Lessons in (modest) fashion
Churchgoers walk the runway to show that cute doesn’t have to mean sexy
By Ron Knox
Thursday, May 4, 2006

The models here certainly walked the model walk — strolling down the runway, sashaying, turning their gaze side to side.
But at the Church of Jesus Christ of Latter-day Saints, 3655 W. 10th St., there was not an inch of shoulder flesh, not a hint of thigh.
Here, modesty was the rule.
“It’s helping the girls to be proud to be modest,” Kristie Hansen said, “to realize there’s beauty in modesty.”
Hansen and fellow church leaders put together the Modest Fashion Show at the church Wednesday night, hoping to spur interest in being fashionable without succumbing to the urge to wear what they described as “indecent” clothes.
Halter tops. Midriffs.
Anything that showed more than a girl’s arms and neck.

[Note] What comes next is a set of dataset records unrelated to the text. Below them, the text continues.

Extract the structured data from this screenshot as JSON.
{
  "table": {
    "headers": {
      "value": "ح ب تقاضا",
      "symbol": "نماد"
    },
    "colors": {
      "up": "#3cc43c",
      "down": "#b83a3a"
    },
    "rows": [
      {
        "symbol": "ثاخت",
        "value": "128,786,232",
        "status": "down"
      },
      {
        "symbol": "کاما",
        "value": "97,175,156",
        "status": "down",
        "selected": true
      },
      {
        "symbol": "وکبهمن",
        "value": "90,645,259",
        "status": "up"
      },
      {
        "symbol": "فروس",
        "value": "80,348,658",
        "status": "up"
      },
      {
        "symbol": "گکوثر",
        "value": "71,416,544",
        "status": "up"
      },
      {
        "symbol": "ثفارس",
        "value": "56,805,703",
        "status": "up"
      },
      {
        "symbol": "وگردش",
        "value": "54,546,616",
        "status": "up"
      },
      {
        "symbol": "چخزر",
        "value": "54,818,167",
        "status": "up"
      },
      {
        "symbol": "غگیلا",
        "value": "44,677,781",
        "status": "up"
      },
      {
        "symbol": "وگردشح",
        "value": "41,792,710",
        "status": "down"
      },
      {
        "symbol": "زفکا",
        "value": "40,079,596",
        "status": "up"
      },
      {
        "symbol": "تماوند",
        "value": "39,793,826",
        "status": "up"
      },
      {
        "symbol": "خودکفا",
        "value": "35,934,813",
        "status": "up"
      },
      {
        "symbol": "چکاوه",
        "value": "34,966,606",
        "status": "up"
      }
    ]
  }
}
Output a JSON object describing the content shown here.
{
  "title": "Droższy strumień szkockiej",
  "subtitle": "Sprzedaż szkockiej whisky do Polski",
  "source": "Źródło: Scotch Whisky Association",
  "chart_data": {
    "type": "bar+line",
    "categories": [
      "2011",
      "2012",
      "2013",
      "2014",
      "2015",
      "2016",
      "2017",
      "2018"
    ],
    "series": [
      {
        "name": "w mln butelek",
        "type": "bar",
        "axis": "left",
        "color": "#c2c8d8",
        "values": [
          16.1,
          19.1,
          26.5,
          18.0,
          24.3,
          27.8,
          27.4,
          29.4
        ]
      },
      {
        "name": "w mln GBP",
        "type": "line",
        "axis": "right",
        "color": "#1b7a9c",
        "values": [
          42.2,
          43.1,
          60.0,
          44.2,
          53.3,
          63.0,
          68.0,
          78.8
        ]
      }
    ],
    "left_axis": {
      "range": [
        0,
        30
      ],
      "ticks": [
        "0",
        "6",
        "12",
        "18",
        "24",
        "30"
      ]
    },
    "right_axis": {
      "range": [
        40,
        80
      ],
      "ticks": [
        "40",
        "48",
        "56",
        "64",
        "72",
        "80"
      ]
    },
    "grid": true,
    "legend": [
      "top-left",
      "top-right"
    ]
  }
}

The whole idea was the brainchild of Michelle Hague, a Young Woman Leader at the Mormon church. To her, it isn’t about young women having a choice while hitting the racks at department stores.

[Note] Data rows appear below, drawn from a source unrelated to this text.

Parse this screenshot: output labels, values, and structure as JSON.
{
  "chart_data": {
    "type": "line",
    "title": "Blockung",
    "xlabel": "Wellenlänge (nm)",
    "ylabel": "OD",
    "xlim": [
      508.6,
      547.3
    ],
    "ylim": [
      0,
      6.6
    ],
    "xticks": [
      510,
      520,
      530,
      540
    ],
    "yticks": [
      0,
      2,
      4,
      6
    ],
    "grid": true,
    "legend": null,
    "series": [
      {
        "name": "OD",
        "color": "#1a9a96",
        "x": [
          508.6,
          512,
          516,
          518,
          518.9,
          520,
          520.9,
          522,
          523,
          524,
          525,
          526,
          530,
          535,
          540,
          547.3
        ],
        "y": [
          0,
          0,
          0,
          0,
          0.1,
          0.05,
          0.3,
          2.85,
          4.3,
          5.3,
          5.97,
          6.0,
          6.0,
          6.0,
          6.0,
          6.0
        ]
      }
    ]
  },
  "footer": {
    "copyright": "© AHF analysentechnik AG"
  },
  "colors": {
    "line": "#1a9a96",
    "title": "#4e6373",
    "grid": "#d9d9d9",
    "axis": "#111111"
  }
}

While similar movements around the country have pressured big chain stores to sell less revealing clothing for social reasons — to promote healthy body types, mainly — that wasn’t the point for Hague.
To her, its about doing right religiously.

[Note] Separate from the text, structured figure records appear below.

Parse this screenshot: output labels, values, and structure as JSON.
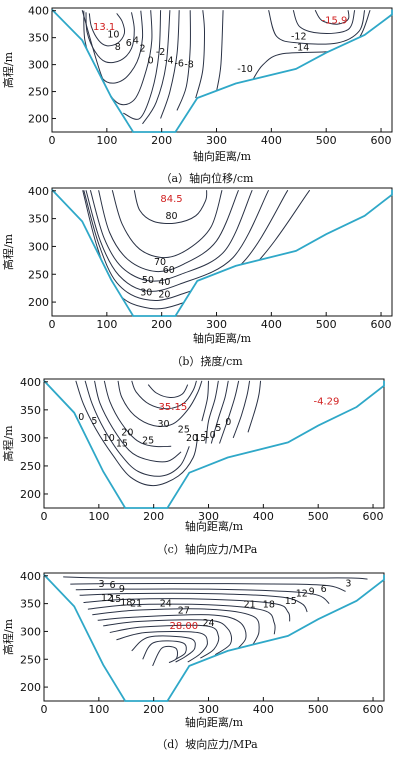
{
  "chart_data": [
    {
      "type": "contour",
      "caption": "（a）轴向位移/cm",
      "xlabel": "轴向距离/m",
      "ylabel": "高程/m",
      "xlim": [
        0,
        620
      ],
      "ylim": [
        175,
        405
      ],
      "xticks": [
        0,
        100,
        200,
        300,
        400,
        500,
        600
      ],
      "yticks": [
        200,
        250,
        300,
        350,
        400
      ],
      "contour_labels": [
        "10",
        "8",
        "6",
        "4",
        "2",
        "0",
        "-2",
        "-4",
        "-6",
        "-8",
        "-10",
        "-12",
        "-14"
      ],
      "peaks": [
        {
          "value": "13.1",
          "x": 95,
          "y": 370
        },
        {
          "value": "-15.9",
          "x": 515,
          "y": 382
        }
      ]
    },
    {
      "type": "contour",
      "caption": "（b）挠度/cm",
      "xlabel": "轴向距离/m",
      "ylabel": "高程/m",
      "xlim": [
        0,
        620
      ],
      "ylim": [
        175,
        405
      ],
      "xticks": [
        0,
        100,
        200,
        300,
        400,
        500,
        600
      ],
      "yticks": [
        200,
        250,
        300,
        350,
        400
      ],
      "contour_labels": [
        "80",
        "70",
        "60",
        "50",
        "40",
        "30",
        "20"
      ],
      "peaks": [
        {
          "value": "84.5",
          "x": 218,
          "y": 385
        }
      ]
    },
    {
      "type": "contour",
      "caption": "（c）轴向应力/MPa",
      "xlabel": "轴向距离/m",
      "ylabel": "高程/m",
      "xlim": [
        0,
        620
      ],
      "ylim": [
        175,
        405
      ],
      "xticks": [
        0,
        100,
        200,
        300,
        400,
        500,
        600
      ],
      "yticks": [
        200,
        250,
        300,
        350,
        400
      ],
      "contour_labels": [
        "0",
        "5",
        "10",
        "15",
        "20",
        "25",
        "30",
        "25",
        "20",
        "15",
        "10",
        "5",
        "0"
      ],
      "peaks": [
        {
          "value": "35.15",
          "x": 235,
          "y": 355
        },
        {
          "value": "-4.29",
          "x": 515,
          "y": 365
        }
      ]
    },
    {
      "type": "contour",
      "caption": "（d）坡向应力/MPa",
      "xlabel": "轴向距离/m",
      "ylabel": "高程/m",
      "xlim": [
        0,
        620
      ],
      "ylim": [
        175,
        405
      ],
      "xticks": [
        0,
        100,
        200,
        300,
        400,
        500,
        600
      ],
      "yticks": [
        200,
        250,
        300,
        350,
        400
      ],
      "contour_labels": [
        "3",
        "6",
        "9",
        "12",
        "15",
        "18",
        "21",
        "24",
        "27",
        "24",
        "21",
        "18",
        "15",
        "12",
        "9",
        "6",
        "3"
      ],
      "peaks": [
        {
          "value": "28.00",
          "x": 255,
          "y": 310
        }
      ]
    }
  ]
}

“We believe their bodies are gifts from God,” Hague said backstage.
Gifts, she said, that should not be on display for everyone to see. Sure, church rules dictate so, but for Hague it’s also about the way the girls may appear to guys.
“They’re giving the idea to the world that they’re that kind of girl,” Hague said.
That kind of girl? Isn’t that the guy’s problem?
Sure, Hague said, but the guys are part of the equation as well. To help keep boys in the church complacent, the girls need to hide the flesh, rather than keep it out for everyone to see.
So in the small gymnasium inside the church halls, junior high and high school girls stepped out on the runway wearing clothes that revealed little in the way of flesh.
Which is to say, they wore what many would wear on a stroll down Massachusetts Street — save for some late-night revelers. The majority of the girls wore hoodies and capri khakis, jeans and sandals.
All of this at the direction of church leaders. But the girls, for the most part, seemed to agree with the philosophy that modest meant better.
Liz Beisner, an 18-year-old, hit the modest runway wearing a typical outfit: a pair of jeans, a hooded T-shirt, moccasins.
“We’re just trying to show girls that there are cute things that are modest,” Beisner said.
To her, modest clothing equates to a religious belief. For others, it may be because of body insecurity, a rejection of physical stereotypes, a cold breeze, whatever.
She knows girls are going to wear what they want, she said. But the point is to offer a less revealing choice in clothing, and have girls still feel attractive while wearing them.
Walking along Massachusetts Street with some buddies earlier Wednesday, Alex Swanson, a 15-year-old student at Central Junior High School, said she felt about the same way.
Swanson said that everyone has different tastes in clothes for whatever reasons. She could appreciate that.
“I’d rather have options,” Swanson said.
Swanson’s friend, Akina Kashiwaya, agreed.
“That way,” she said, “you won’t be limited to what people expect either way.”